The Red Star-thistle has been identified as a Priority Species by the UK Biodiversity Action Plan. It is identified as 'vulnerable' by the UNIC and is listed as Nationally Rare in the UK Red Data Book. There is no national or Sussex BAP for this species.

==Distribution==

===Native distribution===
- Albania
- Algeria
- Austria
- Baltic states
- Bulgaria
- Cape Verde
- Cyprus
- Czech Republic
- Egypt
- Sinai Peninsula
- In France
- Corsica
- Greece
- Crete
- Dodecanese
- North Aegean islands
- Hungary
- Iran
- Italy
- Sardinia
- Sicily
- Lebanon
- Morocco
- Portugal
- Madeira
- Romania
- Saudi Arabia
- Slovakia
- Spain
- Balearic Islands
- Canary Islands
- Sudan
- Syria
- Tunisia
- Turkey
- East Thrace
- North Aegean islands
- Ukraine
- Crimea
- former Yugoslavia

===Introduced distribution===
- In Australia
- South Australia
- Tasmania
- Victoria
- Belgium
- In Canada
- Ontario
- France
- Germany
- Great Britain
- Western Himalaya
- Ireland
- Netherlands
- Norway
- Pakistan
- Poland
- In South Africa
- Cape Provinces
- Free State
- Switzerland
- Uruguay
- In the United States:
- Alabama
- Arizona
- California
- Washington, D.C.
- Florida
- Georgia
- Illinois
- India
- Iowa
- Maryland
- Massachusetts
- New Jersey
- New Mexico
- New York State
- Oregon
- Pennsylvania
- Utah
- Virginia
- Washington

==Subspecies==
Three subspecies are accepted.
- Centaurea calcitrapa subsp. angusticeps (H.Lindb.) Meikle – Cyprus
- Centaurea calcitrapa subsp. calcitrapa –  Baltic states, Czech Republic, southeastern Europe, Corsica, Sardinia, Iberian Peninsula, northwestern Africa, Egypt, Sudan, Turkey, Lebanon and Syria, Saudi Arabia, and Iran.
- Centaurea calcitrapa subsp. cilicica (Boiss. & Balansa) Wagenitz – Turkey

==Uses==
In western Crete, Greece a local variety called gourounaki (γουρουνάκι - little pig) has its leaves eaten boiled by the locals.

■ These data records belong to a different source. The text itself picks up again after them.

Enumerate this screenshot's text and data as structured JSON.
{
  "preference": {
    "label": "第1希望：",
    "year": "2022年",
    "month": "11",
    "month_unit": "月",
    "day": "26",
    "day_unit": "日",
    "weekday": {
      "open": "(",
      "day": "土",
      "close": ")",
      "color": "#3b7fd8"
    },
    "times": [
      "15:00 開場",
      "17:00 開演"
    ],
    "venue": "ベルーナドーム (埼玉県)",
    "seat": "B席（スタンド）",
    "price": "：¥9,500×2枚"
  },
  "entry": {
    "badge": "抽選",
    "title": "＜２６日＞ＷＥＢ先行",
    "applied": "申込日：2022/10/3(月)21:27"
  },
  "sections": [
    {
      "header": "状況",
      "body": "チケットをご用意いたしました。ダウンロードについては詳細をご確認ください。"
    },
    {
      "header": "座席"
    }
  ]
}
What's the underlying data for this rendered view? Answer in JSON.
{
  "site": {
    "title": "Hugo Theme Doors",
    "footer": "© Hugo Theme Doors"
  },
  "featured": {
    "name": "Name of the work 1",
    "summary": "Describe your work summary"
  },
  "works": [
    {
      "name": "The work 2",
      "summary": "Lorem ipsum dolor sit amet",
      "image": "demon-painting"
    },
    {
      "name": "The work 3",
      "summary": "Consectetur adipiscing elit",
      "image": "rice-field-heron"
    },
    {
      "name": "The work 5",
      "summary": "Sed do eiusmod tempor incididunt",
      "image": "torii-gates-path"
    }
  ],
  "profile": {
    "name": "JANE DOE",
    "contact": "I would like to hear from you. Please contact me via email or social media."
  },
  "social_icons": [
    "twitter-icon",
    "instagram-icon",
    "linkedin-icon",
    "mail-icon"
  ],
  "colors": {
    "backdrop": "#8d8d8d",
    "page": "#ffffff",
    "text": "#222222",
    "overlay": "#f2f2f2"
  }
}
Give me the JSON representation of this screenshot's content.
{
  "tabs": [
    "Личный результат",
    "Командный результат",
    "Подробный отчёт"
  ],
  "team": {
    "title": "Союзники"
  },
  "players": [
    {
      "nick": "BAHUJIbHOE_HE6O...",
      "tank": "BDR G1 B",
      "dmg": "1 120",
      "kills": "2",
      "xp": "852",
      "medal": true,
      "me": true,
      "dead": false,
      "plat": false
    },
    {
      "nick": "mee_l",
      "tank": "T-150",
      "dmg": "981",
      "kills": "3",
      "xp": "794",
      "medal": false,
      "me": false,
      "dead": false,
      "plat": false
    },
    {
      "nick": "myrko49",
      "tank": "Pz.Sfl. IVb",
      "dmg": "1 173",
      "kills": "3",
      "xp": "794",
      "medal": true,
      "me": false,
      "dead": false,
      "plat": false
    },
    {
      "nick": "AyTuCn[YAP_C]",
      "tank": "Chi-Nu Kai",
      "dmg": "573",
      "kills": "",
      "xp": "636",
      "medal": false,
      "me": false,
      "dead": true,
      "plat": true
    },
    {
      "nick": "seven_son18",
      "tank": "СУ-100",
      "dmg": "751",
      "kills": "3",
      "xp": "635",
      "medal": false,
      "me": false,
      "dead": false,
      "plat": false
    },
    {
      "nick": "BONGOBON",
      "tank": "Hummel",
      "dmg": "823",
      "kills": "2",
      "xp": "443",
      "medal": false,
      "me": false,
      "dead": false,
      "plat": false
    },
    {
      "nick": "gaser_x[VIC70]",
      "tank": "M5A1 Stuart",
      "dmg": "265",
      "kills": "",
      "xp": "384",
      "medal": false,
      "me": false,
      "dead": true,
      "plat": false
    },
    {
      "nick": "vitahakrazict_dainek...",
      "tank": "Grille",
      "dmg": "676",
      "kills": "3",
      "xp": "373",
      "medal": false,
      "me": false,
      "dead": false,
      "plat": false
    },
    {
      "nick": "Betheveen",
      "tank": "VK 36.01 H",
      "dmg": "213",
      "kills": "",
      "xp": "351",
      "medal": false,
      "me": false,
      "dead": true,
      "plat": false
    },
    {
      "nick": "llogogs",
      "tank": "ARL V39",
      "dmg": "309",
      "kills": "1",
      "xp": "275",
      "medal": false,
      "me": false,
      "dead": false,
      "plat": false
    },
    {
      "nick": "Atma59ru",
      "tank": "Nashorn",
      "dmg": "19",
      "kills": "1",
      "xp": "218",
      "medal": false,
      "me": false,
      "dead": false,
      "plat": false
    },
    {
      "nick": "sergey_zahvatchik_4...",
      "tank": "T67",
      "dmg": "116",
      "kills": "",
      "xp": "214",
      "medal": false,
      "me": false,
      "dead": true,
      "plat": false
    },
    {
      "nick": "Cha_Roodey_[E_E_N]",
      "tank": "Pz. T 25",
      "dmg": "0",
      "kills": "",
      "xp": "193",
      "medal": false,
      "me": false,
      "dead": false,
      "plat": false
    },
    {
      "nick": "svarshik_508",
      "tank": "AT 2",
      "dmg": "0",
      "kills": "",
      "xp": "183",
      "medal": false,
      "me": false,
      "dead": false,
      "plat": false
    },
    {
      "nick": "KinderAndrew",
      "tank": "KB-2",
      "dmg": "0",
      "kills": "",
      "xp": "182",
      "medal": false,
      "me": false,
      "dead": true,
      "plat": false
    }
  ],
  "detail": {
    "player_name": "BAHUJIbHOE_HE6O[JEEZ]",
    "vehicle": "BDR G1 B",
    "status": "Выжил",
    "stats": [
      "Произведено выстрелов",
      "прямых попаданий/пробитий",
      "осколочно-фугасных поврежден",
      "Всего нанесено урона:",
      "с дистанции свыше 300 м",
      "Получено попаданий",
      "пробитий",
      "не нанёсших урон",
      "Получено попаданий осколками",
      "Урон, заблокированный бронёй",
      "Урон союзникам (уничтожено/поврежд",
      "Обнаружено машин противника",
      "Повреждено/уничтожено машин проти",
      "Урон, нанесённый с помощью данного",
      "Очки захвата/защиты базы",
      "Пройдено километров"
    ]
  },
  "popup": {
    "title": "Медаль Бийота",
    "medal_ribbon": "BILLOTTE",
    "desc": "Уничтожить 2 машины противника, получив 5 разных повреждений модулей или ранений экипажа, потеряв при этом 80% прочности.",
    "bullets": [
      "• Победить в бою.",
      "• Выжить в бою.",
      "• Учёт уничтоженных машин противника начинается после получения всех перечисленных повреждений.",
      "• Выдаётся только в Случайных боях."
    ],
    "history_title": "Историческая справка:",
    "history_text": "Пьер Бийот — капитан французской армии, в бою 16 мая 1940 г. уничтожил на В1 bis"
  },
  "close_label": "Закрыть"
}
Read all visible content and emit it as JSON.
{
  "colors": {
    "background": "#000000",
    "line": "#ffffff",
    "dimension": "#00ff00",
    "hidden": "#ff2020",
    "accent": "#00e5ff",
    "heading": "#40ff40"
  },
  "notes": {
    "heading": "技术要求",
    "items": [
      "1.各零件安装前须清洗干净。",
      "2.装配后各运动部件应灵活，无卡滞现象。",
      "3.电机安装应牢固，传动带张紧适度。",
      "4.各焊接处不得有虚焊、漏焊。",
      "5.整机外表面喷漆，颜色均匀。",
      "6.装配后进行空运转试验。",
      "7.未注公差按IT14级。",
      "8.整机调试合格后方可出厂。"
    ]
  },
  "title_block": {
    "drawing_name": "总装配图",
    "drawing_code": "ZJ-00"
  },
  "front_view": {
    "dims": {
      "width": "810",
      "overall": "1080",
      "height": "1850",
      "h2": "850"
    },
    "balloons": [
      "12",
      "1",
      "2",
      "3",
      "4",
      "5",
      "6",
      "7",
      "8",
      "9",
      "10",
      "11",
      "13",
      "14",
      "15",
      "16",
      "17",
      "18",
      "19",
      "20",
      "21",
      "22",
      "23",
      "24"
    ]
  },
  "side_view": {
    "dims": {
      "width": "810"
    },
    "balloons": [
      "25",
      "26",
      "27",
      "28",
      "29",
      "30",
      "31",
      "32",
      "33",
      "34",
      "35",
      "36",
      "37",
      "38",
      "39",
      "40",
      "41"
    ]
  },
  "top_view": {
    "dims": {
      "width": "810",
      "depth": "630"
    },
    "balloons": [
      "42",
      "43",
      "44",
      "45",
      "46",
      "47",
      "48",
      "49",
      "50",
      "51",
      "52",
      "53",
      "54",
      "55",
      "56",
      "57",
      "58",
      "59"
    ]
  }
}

A south Italian variety of the species is also traditionally consumed by ethnic Albanians (Arbëreshë people) in the Vulture area (southern Italy). In the Arbëreshë communities in Lucania the young whorls of Centaurea calcitrapa are boiled and fried in mixtures with other weedy non cultivated greens.

==Control==
===Herbicides===
Picloram + 2,4-D, low volatile ester 2,4-D, Dicamba, and Fluroxypyr + Aminopyralid are recommended for use in New South Wales, and aminocyclopyrachlor + chlorsulfuron, aminopyralid, chlorsulfuron, clopyralid, clopyralid + 2,4-D, dicamba, diflufenzopyr + dicamba, picloram, and triclopyr + clopyralid for the Pacific Northwest of North America.

====Herbicide resistance====
Picloram + 2,4-D, low volatile ester 2,4-D, Dicamba, and Fluroxypyr + Aminopyralid all carry a "moderate" risk of producing resistance in C. calcitrapa.

==Similar species==
- Centaurea aspera, known as rough star-thistle. The main difference is the bract appendages are palmately arranged.
- Centaurea solstitialis, known as yellow star thistle. Differs in having yellow flowers palmately arranged, spiny bract appendages, with middle spine only 1 to 2 cm.